Out-Of-Pocket Health Spending And The Poor


No one disputes that it’s better to be healthy and well-off than to be poor and sick. (Trade-offs between health and wealth are another matter.) Even worse than being independently poor and sick is to be poor because of being sick or hurt, but that is a risk that much of the world’s population faces because they lack any form of insurance and either pay for health care out of pocket or do without it. In the worst of cases, people spend their way into poverty and still do not recover their health, which means that they can’t work and will stay poor. Even those who are well off when healthy don’t always escape this risk; ill health is a major cause of bankruptcy or permanent loss of wealth even among the nonpoor in many countries.

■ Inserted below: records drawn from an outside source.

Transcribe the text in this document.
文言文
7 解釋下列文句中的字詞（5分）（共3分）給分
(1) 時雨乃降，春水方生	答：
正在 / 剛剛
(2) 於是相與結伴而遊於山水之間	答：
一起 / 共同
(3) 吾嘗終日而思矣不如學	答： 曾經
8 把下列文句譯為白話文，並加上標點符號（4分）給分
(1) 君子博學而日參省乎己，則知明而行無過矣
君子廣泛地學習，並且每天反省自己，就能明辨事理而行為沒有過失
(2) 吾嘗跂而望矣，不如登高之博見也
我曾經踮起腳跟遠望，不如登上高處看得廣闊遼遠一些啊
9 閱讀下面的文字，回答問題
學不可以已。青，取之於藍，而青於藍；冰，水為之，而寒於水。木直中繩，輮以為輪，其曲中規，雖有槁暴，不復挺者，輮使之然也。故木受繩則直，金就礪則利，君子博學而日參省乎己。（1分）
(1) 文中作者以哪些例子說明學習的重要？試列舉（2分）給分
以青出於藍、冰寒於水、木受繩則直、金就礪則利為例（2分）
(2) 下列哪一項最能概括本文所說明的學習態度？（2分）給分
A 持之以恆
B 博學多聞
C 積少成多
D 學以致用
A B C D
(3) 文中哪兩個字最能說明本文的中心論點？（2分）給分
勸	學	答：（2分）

How important is such impoverishment, or the "catastrophic" spending that takes a large share of whatever income is left over after getting enough to eat? Ke Xu and coauthors, all associated with the World Health Organization now or in the past, provide the most ambitious attempt yet to answer these questions, drawing on household data from nearly half of the organization’s member countries. It is a crucial characteristic of all but the cheapest health care that the worst way to pay for it is the best way to pay for many other goods and services—that is, out of pocket—a fact that is still not widely enough understood.

But don’t governments promise their citizens free or at least affordable care? That they do, but even when patients aren’t formally asked to pay at public facilities, the combination of inadequate funding and lack of accountability leads readily to "informal" payments. Sometimes these are clearly illegal and "under the table," but that doesn’t stop them from being widespread. They range from simple bribes for services that providers are supposed to deliver, to gifts given in gratitude for care received or as implicit insurance that the patient will get care in the future when needed. Outright corruption in the health system only makes things worse, of course. This black-to-light-gray market poses catastrophic risks even when care is nominally free, and public promises are powerless against it unless backed up by both money and a combination of incentives and sanctions for providers. In another use of survey data, Maureen Lewis, acting chief economist at the World Bank, examines how common informal payments are, what burden they impose on patients, and what might be done to curb them.

Progress in reducing poverty is real but very slow; poverty that results from inadequate prepaid financing of health care is one component that can probably be controlled more quickly.